UPDATED 11:56 EDT / NOVEMBER 21 2016

NEWS

Google opens new AI lab in Montreal and creates $3.4M research grant

Over the last few years, Google Inc. has become one of the top players in artificial intelligence research, with promising results from high-profile projects like AlphaGo and Magenta. Now, the search engine giant has announced that it will be expanding its AI focus to Canada with the creation of a new AI and deep learning research group in Montreal.

The group will be connected to the Google Brain team at the company’s headquarters in Mountain View, Calif. Google also said that it will also give a $4.5 million CAD ($3.375 million USD) grant to the Montreal Institute for Learning Algorithms.

According to Google, MILA’s new grant will go toward funding seven AI research faculty members at the University of Montreal and McGill University, including such well-known AI researchers as Yoshua Bengio, Pascal Vincent, Aaron Courville, Christopher Pal, Doina Precup, Joelle Pineau, Simon Lacoste-Julien and Laurent Charlin.

It appears that one of the grant’s primary goals will be furthering research on both natural language processing and speech synthesis, especially for non-English languages. Shibl Mourad, head of engineering at Google Montreal, wrote in a blog post that the grant “will help tackle some of the biggest challenges in machine learning and AI, including applications in the realm of systems that can understand and generate natural language.”

Speech recognition and speech synthesis are some of the hottest topics in AI research today, and companies such as Chinese web giant Baidu Inc. have been promising a world where we talk to our computers as naturally as we would talk to another person. Google already has a few of its own projects in this field, such as DeepMind’s WaveNet, which uses neural networks to improve computer speech synthesis, allowing machines to speak without sounding like robots—mostly. Google also has its humorously named Parsey McParseface, a language parsing tool offered as part of the open source machine intelligence repository TensorFlow.

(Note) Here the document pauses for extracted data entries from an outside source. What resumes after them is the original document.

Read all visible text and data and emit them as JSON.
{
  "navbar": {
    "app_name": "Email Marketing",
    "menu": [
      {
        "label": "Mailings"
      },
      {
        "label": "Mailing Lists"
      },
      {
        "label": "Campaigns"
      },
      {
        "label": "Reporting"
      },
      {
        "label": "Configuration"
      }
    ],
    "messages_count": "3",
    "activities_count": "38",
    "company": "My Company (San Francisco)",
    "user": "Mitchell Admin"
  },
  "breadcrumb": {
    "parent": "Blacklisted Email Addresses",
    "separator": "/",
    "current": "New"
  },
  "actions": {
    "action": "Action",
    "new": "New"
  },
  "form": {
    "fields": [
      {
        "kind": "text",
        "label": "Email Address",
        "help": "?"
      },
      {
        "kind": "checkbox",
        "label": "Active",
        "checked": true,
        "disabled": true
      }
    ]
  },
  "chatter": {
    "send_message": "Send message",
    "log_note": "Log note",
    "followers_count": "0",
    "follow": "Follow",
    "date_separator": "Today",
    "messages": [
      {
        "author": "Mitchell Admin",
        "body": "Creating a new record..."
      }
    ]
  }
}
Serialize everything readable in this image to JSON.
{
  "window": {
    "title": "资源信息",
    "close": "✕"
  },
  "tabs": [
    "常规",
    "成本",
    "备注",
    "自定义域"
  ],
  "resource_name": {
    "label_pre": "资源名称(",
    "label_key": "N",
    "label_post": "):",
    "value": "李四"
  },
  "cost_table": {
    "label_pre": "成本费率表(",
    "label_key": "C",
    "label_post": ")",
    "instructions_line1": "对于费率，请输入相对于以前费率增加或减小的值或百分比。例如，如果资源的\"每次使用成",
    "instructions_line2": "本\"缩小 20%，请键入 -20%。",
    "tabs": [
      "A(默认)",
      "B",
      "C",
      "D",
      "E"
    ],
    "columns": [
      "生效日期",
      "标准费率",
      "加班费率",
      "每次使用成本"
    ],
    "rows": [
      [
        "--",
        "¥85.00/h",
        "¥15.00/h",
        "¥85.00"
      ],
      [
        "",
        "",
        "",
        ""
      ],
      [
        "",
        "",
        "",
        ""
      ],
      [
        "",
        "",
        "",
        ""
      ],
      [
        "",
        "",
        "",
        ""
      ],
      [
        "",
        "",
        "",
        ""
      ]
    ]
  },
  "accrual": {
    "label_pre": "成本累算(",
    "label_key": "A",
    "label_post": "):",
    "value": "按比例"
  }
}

Google likely has dozens of potential uses for this kind of technology, but one of the most obvious is for Google Assistant, the company’s new Android virtual assistant that is currently only available on its newly launched Pixel smartphones. Like Apple’s Siri or Microsoft’s Cortana, Google Assistant is aimed at allowing users to accomplish various tasks with their phones simply by speaking. But Google Assistant is powered by the company’s own advancements in machine learning and natural language processing.

Thanks to that machine learning, Google Assistant will also continue to get smarter and smarter the more it is used, and Google’s new Montreal lab and research grant could help create a world where we don’t have to yell at our phone until it understands us.